11ª - Quando recepcionou tal notificação ainda não tinha sido constituído arguido, pelo que, processualmente, estava impedido de invocar qualquer nulidade/irregularidade, porquanto ainda não era, sequer, sujeito processual.
12ª - O arguido, durante o inquérito, não teve acesso ao processo, uma vez que o mesmo se encontrava em fase processual coberta pelo segredo de justiça, e, por isso, não podia adivinhar que validação era extemporânea.
13ª - Exigir ao arguido que vá adivinhando toda e qualquer nulidade/irregularidade possível, argui-las sem a menor certeza de existência é, na nossa modesta opinião, um ónus excessivo, e que, até pelo princípio da presunção de inocência, e da economia processual, não lhe devia caber.
14ª - Sendo declaradas nulas as apreensões de fls. ..., também têm que o ser todos os actos que dependem delas – art. 122º/1 CPP –, incluindo os relatórios periciais.
15ª - O despacho recorrido viola, entre outros, o art. 178º, n.º 5, do CPP, o art. 118º, n.º 3, do CPP, e o art. 32º, n.º 1 e n.º 8, da CRP.
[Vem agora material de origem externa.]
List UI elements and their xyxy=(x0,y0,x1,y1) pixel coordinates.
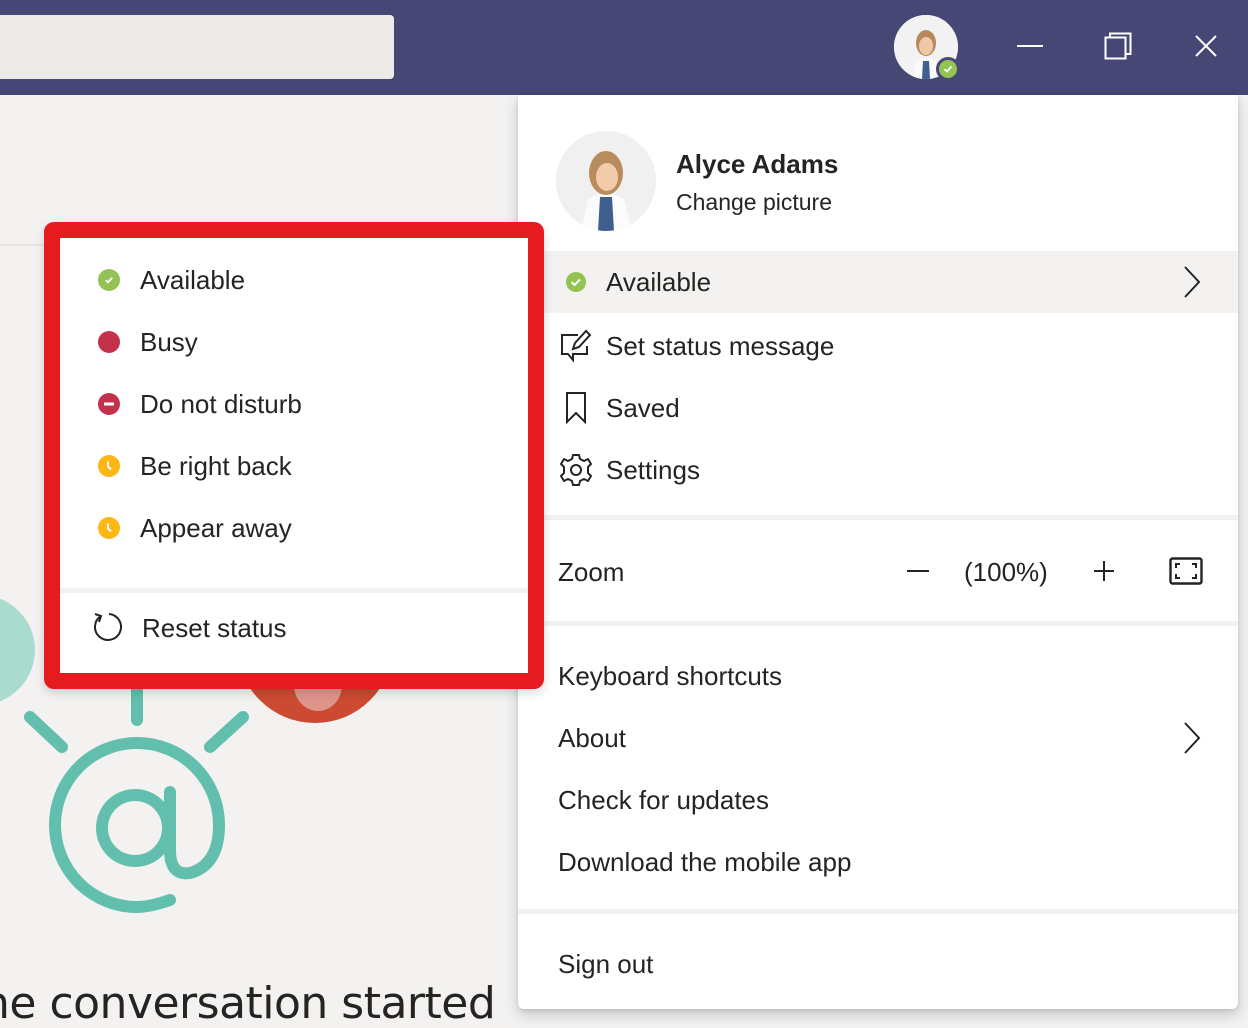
menu-separator xyxy=(518,909,1238,914)
illustration-at-inner xyxy=(96,789,174,867)
minimize-icon xyxy=(1017,45,1043,47)
status-be-right-back[interactable]: Be right back xyxy=(60,435,528,497)
saved-label: Saved xyxy=(606,392,680,423)
restore-icon xyxy=(1104,32,1132,60)
do-not-disturb-icon xyxy=(98,393,120,415)
profile-picture[interactable] xyxy=(556,131,656,231)
keyboard-shortcuts-label: Keyboard shortcuts xyxy=(558,660,783,691)
search-input[interactable] xyxy=(0,15,394,79)
status-busy[interactable]: Busy xyxy=(60,311,528,373)
about-label: About xyxy=(558,722,626,753)
download-mobile-app-item[interactable]: Download the mobile app xyxy=(518,831,1238,893)
profile-menu: Alyce Adams Change picture Available Set… xyxy=(518,95,1238,1009)
profile-header: Alyce Adams Change picture xyxy=(518,95,1238,251)
chevron-right-icon xyxy=(1182,265,1202,306)
user-name: Alyce Adams xyxy=(676,149,839,179)
restore-button[interactable] xyxy=(1094,22,1142,70)
zoom-row: Zoom (100%) xyxy=(518,541,1238,603)
reset-icon xyxy=(92,611,126,645)
busy-icon xyxy=(98,331,120,353)
title-bar xyxy=(0,0,1248,95)
reset-status-item[interactable]: Reset status xyxy=(60,597,528,659)
status-appear-away[interactable]: Appear away xyxy=(60,497,528,559)
fullscreen-button[interactable] xyxy=(1166,553,1206,589)
status-busy-label: Busy xyxy=(140,326,198,357)
status-label: Available xyxy=(606,266,712,297)
keyboard-shortcuts-item[interactable]: Keyboard shortcuts xyxy=(518,645,1238,707)
presence-available-icon xyxy=(936,57,960,81)
edit-message-icon xyxy=(558,328,594,364)
close-button[interactable] xyxy=(1182,22,1230,70)
check-for-updates-label: Check for updates xyxy=(558,784,770,815)
gear-icon xyxy=(558,452,594,488)
menu-separator xyxy=(518,515,1238,520)
zoom-label: Zoom xyxy=(558,556,625,587)
clock-icon xyxy=(98,517,120,539)
minimize-button[interactable] xyxy=(1006,22,1054,70)
available-icon xyxy=(98,269,120,291)
check-for-updates-item[interactable]: Check for updates xyxy=(518,769,1238,831)
set-status-message-item[interactable]: Set status message xyxy=(518,315,1238,377)
status-appear-away-label: Appear away xyxy=(140,512,292,543)
status-available[interactable]: Available xyxy=(60,249,528,311)
menu-separator xyxy=(518,621,1238,626)
saved-item[interactable]: Saved xyxy=(518,377,1238,439)
zoom-value: (100%) xyxy=(964,556,1048,587)
fullscreen-icon xyxy=(1169,557,1203,585)
illustration-at-sign xyxy=(49,737,226,914)
zoom-in-button[interactable] xyxy=(1084,551,1124,591)
illustration-teal-circle xyxy=(0,598,35,702)
status-do-not-disturb[interactable]: Do not disturb xyxy=(60,373,528,435)
set-status-message-label: Set status message xyxy=(606,330,835,361)
plus-icon xyxy=(1094,561,1114,581)
status-available-label: Available xyxy=(140,264,246,295)
sign-out-item[interactable]: Sign out xyxy=(518,933,1238,995)
reset-status-label: Reset status xyxy=(142,612,287,643)
status-separator xyxy=(60,588,528,593)
zoom-out-button[interactable] xyxy=(898,551,938,591)
status-menu-item[interactable]: Available xyxy=(518,251,1238,313)
settings-item[interactable]: Settings xyxy=(518,439,1238,501)
sign-out-label: Sign out xyxy=(558,948,654,979)
profile-avatar-button[interactable] xyxy=(894,15,960,81)
download-mobile-app-label: Download the mobile app xyxy=(558,846,852,877)
status-be-right-back-label: Be right back xyxy=(140,450,292,481)
about-item[interactable]: About xyxy=(518,707,1238,769)
empty-state-title: ne conversation started xyxy=(0,978,496,1028)
bookmark-icon xyxy=(558,390,594,426)
change-picture-link[interactable]: Change picture xyxy=(676,189,832,216)
status-submenu: Available Busy Do not disturb Be right b… xyxy=(44,222,544,689)
settings-label: Settings xyxy=(606,454,700,485)
illustration-ray xyxy=(24,711,68,753)
status-do-not-disturb-label: Do not disturb xyxy=(140,388,302,419)
minus-icon xyxy=(907,570,929,572)
close-icon xyxy=(1195,35,1217,57)
illustration-ray xyxy=(204,711,249,753)
available-icon xyxy=(558,264,594,300)
chevron-right-icon xyxy=(1182,721,1202,762)
clock-icon xyxy=(98,455,120,477)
16ª - O despacho que ordenou a perícia não foi notificado a qualquer dos arguidos e não consta desse despacho o nome do perito e a indicação sumária do objecto da perícia.
17ª - O relatório pericial encontra-se subscrito por um perito que nunca foi nomeado, carecendo, por isso, de legitimidade para o subscrever.
18ª - A prova pericial encontra-se ferida de nulidade insanável e não pode ser valorada enquanto tal.
19ª - A decisão recorrida viola, nesta parte, os artigos 154º, 125º, 118º/3, do CPP, e 32º/1/8 da CRP”.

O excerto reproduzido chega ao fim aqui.